While posters during WWI generally promoted safe sex habits among both genders, WWII campaigns portrayed sexually active women as, in the words of author Elizabeth Alice Clement, "potential seducers, disease carriers, and friends of the enemy" – or even, as in the poster above, as apparently dangerous as a loaded pistol. Women who were simply standing at a bus stop might be viewed with distrust – perhaps explaining to some degree why the arrest rate for "disorderly conduct" among young females increased by more than 200 percent during the war. Men's sexual desires, on the other hand, were often seen as completely natural and accepted and were even encouraged by some military personnel.
4. Booby Trap
Women, as the image above demonstrates, were portrayed as saboteurs, out to interfere with the war effort and trap innocent or careless soldiers. It's been suggested that the women featured in these posters were depicted as having only one purpose – to have sex with, and as a result infect, the hapless troops with debilitating diseases. The sheer number of posters picturing women as VD carriers potentially propagated the belief that women were mostly, if not solely, responsible for spreading venereal infections.

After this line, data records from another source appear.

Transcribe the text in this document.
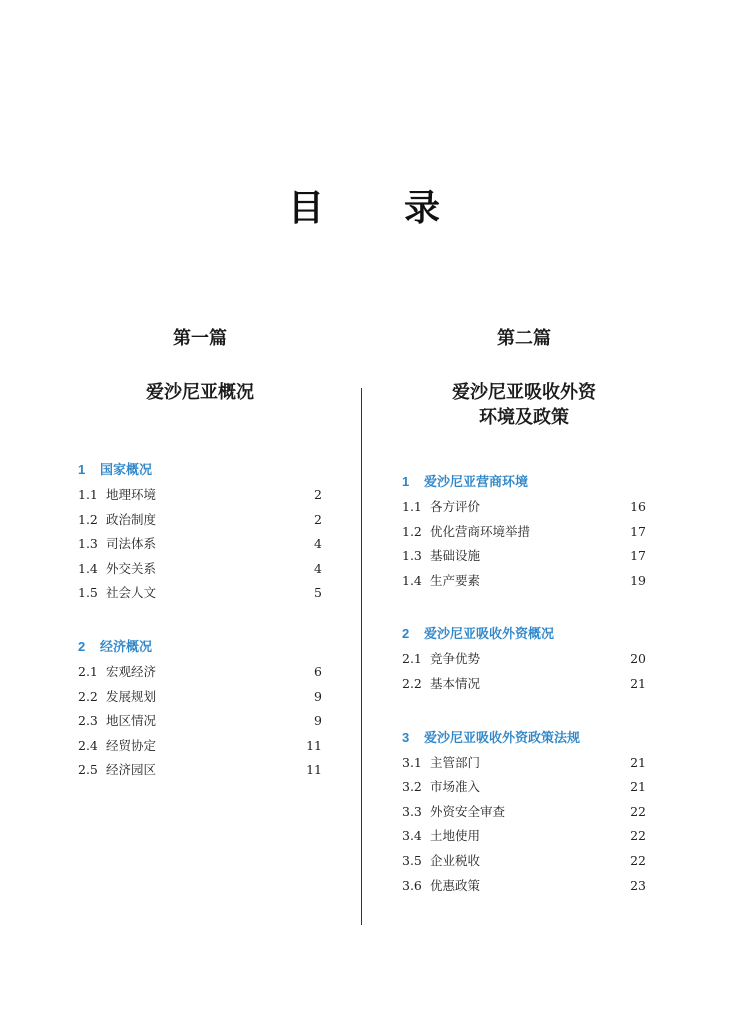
目 录
第一篇
爱沙尼亚概况
1 国家概况
1.1 地理环境	2
1.2 政治制度	2
1.3 司法体系	4
1.4 外交关系	4
1.5 社会人文	5
2 经济概况
2.1 宏观经济	6
2.2 发展规划	9
2.3 地区情况	9
2.4 经贸协定	11
2.5 经济园区	11
第二篇
爱沙尼亚吸收外资
环境及政策
1 爱沙尼亚营商环境
1.1 各方评价	16
1.2 优化营商环境举措	17
1.3 基础设施	17
1.4 生产要素	19
2 爱沙尼亚吸收外资概况
2.1 竞争优势	20
2.2 基本情况	21
3 爱沙尼亚吸收外资政策法规
3.1 主管部门	21
3.2 市场准入	21
3.3 外资安全审查	22
3.4 土地使用	22
3.5 企业税收	22
3.6 优惠政策	23
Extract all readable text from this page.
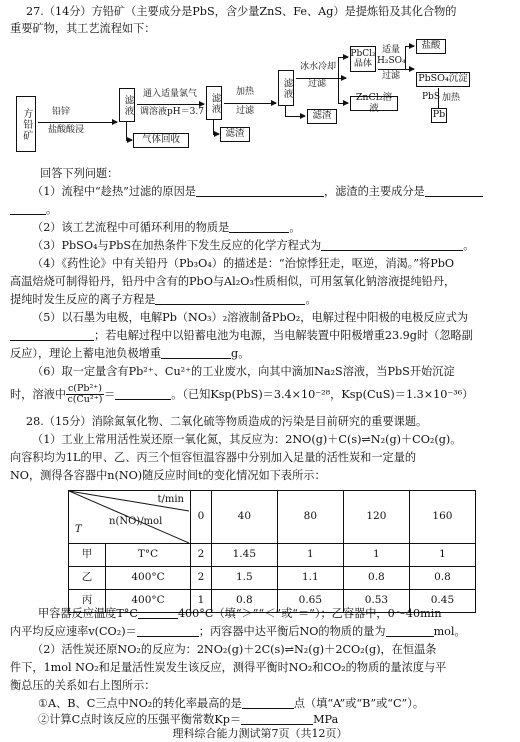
27.（14分）方铅矿（主要成分是PbS，含少量ZnS、Fe、Ag）是提炼铅及其化合物的
重要矿物，其工艺流程如下：
方铅矿	铅锌
盐酸酸浸
滤液
气体回收
通入适量氯气
调溶液pH＝3.7 滤液
滤渣
加热
过滤
滤液
滤渣
冰水冷却
过滤
PbCl₂晶体
ZnCl₂溶液
适量
H₂SO₄
过滤
盐酸
PbSO₄沉淀
PbS 加热
Pb
回答下列问题：
（1）流程中“趁热”过滤的原因是	，滤渣的主要成分是
。
（2）该工艺流程中可循环利用的物质是	。
（3）PbSO₄与PbS在加热条件下发生反应的化学方程式为	。
（4）《药性论》中有关铅丹（Pb₃O₄）的描述是：“治惊悸狂走，呕逆，消渴。”将PbO
高温焙烧可制得铅丹，铅丹中含有的PbO与Al₂O₃性质相似，可用氢氧化钠溶液提纯铅丹，
提纯时发生反应的离子方程是	。
（5）以石墨为电极，电解Pb（NO₃）₂溶液制备PbO₂，电解过程中阳极的电极反应式为
；若电解过程中以铅蓄电池为电源，当电解装置中阳极增重23.9g时（忽略副
反应），理论上蓄电池负极增重	g。
（6）取一定量含有Pb²⁺、Cu²⁺的工业废水，向其中滴加Na₂S溶液，当PbS开始沉淀
时，溶液中 $\frac{\text{c(Pb²⁺)}}{\text{c(Cu²⁺)}}$ ＝	。（已知Ksp(PbS)＝3.4×10⁻²⁸，Ksp(CuS)＝1.3×10⁻³⁶）
28.（15分）消除氮氧化物、二氧化硫等物质造成的污染是目前研究的重要课题。
（1）工业上常用活性炭还原一氧化氮，其反应为：2NO(g)＋C(s)⇌N₂(g)＋CO₂(g)。
向容积均为1L的甲、乙、丙三个恒容恒温容器中分别加入足量的活性炭和一定量的
NO，测得各容器中n(NO)随反应时间t的变化情况如下表所示：
t/min
n(NO)/mol
T		0	40	80	120	160
甲	T°C	2	1.45	1	1	1
乙	400°C	2	1.5	1.1	0.8	0.8
丙	400°C	1	0.8	0.65	0.53	0.45
甲容器反应温度T°C	400°C（填“＞”“＜”或“＝”）；乙容器中，0～40min
内平均反应速率v(CO₂)＝	；丙容器中达平衡后NO的物质的量为	mol。
（2）活性炭还原NO₂的反应为：2NO₂(g)＋2C(s)⇌N₂(g)＋2CO₂(g)，在恒温条
件下，1mol NO₂和足量活性炭发生该反应，测得平衡时NO₂和CO₂的物质的量浓度与平
衡总压的关系如右上图所示：
①A、B、C三点中NO₂的转化率最高的是	点（填“A”或“B”或“C”）。
②计算C点时该反应的压强平衡常数Kp＝	MPa
理科综合能力测试第7页（共12页）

3. Hello Boy Friend, Coming My Way?
In order to avoid so-called "easy" women spreading diseases, servicemen were encouraged to refrain from sexual intercourse. Education was highlighted, and it was suggested that efforts should be made to reduce circumstances that would allow soldiers to have sex. Hard-hitting posters like this one, warning of a "premature death," served as reminders to the servicemen; even packs of matches were plastered with warnings about venereal diseases. The military also recognized that the men needed other recreation options, and encouraged officers to arrange sports and other pastimes to keep the soldiers out of trouble.

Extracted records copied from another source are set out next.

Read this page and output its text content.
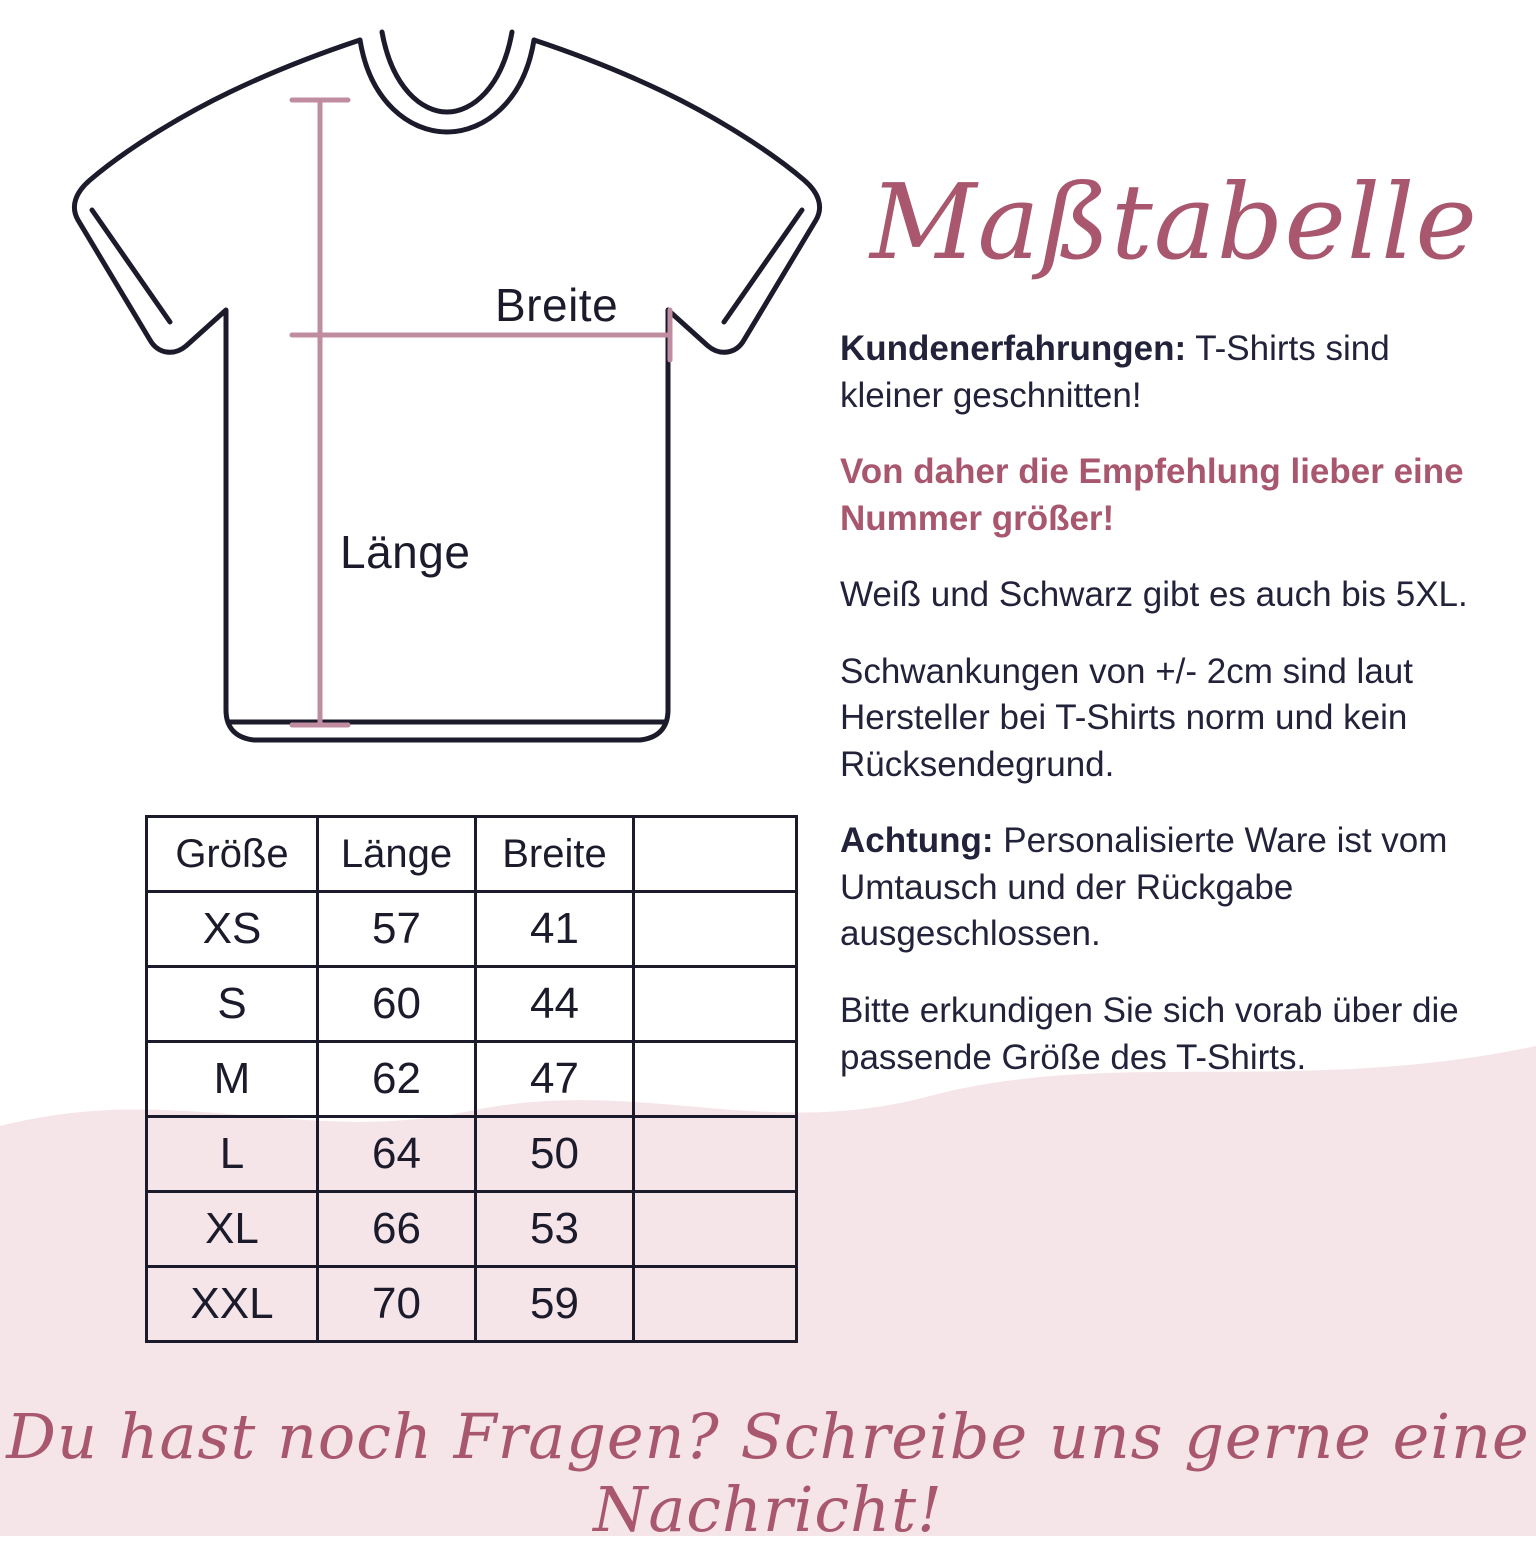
Breite
Länge
Größe	Länge	Breite	
XS	57	41	
S	60	44	
M	62	47	
L	64	50	
XL	66	53	
XXL	70	59	
Maßtabelle

Kundenerfahrungen: T-Shirts sind kleiner geschnitten!

Von daher die Empfehlung lieber eine Nummer größer!

Weiß und Schwarz gibt es auch bis 5XL.

Schwankungen von +/- 2cm sind laut Hersteller bei T-Shirts norm und kein Rücksendegrund.

Achtung: Personalisierte Ware ist vom Umtausch und der Rückgabe ausgeschlossen.

Bitte erkundigen Sie sich vorab über die passende Größe des T-Shirts.

Du hast noch Fragen? Schreibe uns gerne eine Nachricht!
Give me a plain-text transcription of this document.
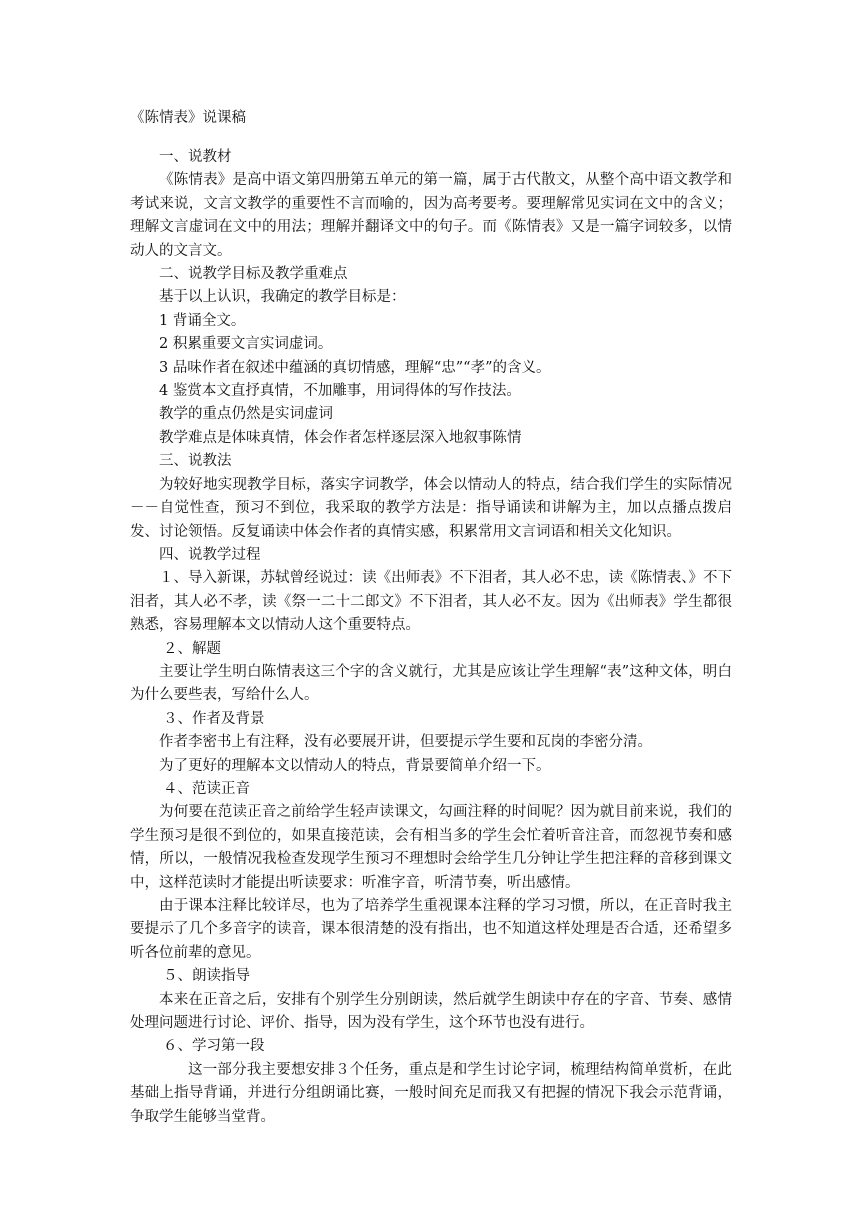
《陈情表》说课稿

一、说教材

《陈情表》是高中语文第四册第五单元的第一篇，属于古代散文，从整个高中语文教学和考试来说，文言文教学的重要性不言而喻的，因为高考要考。要理解常见实词在文中的含义；理解文言虚词在文中的用法；理解并翻译文中的句子。而《陈情表》又是一篇字词较多，以情动人的文言文。

二、说教学目标及教学重难点

基于以上认识，我确定的教学目标是：

1 背诵全文。

2 积累重要文言实词虚词。

3 品味作者在叙述中蕴涵的真切情感，理解“忠”“孝”的含义。

4 鉴赏本文直抒真情，不加雕事，用词得体的写作技法。

教学的重点仍然是实词虚词

教学难点是体味真情，体会作者怎样逐层深入地叙事陈情

三、说教法

为较好地实现教学目标，落实字词教学，体会以情动人的特点，结合我们学生的实际情况－－自觉性查，预习不到位，我采取的教学方法是：指导诵读和讲解为主，加以点播点拨启发、讨论领悟。反复诵读中体会作者的真情实感，积累常用文言词语和相关文化知识。

四、说教学过程

１、导入新课，苏轼曾经说过：读《出师表》不下泪者，其人必不忠，读《陈情表、》不下泪者，其人必不孝，读《祭一二十二郎文》不下泪者，其人必不友。因为《出师表》学生都很熟悉，容易理解本文以情动人这个重要特点。

２、解题

主要让学生明白陈情表这三个字的含义就行，尤其是应该让学生理解“表”这种文体，明白为什么要些表，写给什么人。

３、作者及背景

作者李密书上有注释，没有必要展开讲，但要提示学生要和瓦岗的李密分清。

为了更好的理解本文以情动人的特点，背景要简单介绍一下。

４、范读正音

为何要在范读正音之前给学生轻声读课文，勾画注释的时间呢？因为就目前来说，我们的学生预习是很不到位的，如果直接范读，会有相当多的学生会忙着听音注音，而忽视节奏和感情，所以，一般情况我检查发现学生预习不理想时会给学生几分钟让学生把注释的音移到课文中，这样范读时才能提出听读要求：听准字音，听清节奏，听出感情。

由于课本注释比较详尽，也为了培养学生重视课本注释的学习习惯，所以，在正音时我主要提示了几个多音字的读音，课本很清楚的没有指出，也不知道这样处理是否合适，还希望多听各位前辈的意见。

５、朗读指导

本来在正音之后，安排有个别学生分别朗读，然后就学生朗读中存在的字音、节奏、感情处理问题进行讨论、评价、指导，因为没有学生，这个环节也没有进行。

６、学习第一段

这一部分我主要想安排３个任务，重点是和学生讨论字词，梳理结构简单赏析，在此基础上指导背诵，并进行分组朗诵比赛，一般时间充足而我又有把握的情况下我会示范背诵，争取学生能够当堂背。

2. She May Beâ¦ a Bag of Trouble
While, as in this poster, females were depicted as potential "trouble" due to being the carriers of diseases like syphilis and gonorrhea, women in the armed forces were apparently excluded from any kind of targeted venereal disease campaigns or education efforts. In fact, a Women's Army Corps (WAC) circular stated that it was against War Department Policy to educate servicewoman about prophylaxis, or to provide them with the prevention kits that male soldiers received. According to the circular, "The provisions of the Army regulations and directives concerning these matters are intended for male personnel only, and are not applicable to female personnel."
1. She May Look Clean – But
It's interesting to note that, despite the lack of education and prophylaxis directed their way, the rate of venereal disease among WAC staff working in Europe was only 2.92 cases out of 1,000 by the summer of 1944. Cases that did arise were taken seriously, though, and the women were treated as in-patients in hospital rather than in a dispensary or while still carrying out their duties.
According to the WWII US Medical Research Center, by 1944, 606 servicemen were out of commission due to sexually transmitted diseases every single day. And while that number is significantly less than its equivalent for WWI, it still accounted for many days of lost combat. Perhaps further approaches that didn't blame women like "pick-ups," "good time girls" and "prostitutes" as the sole carriers of venereal diseases might have helped to tackle this.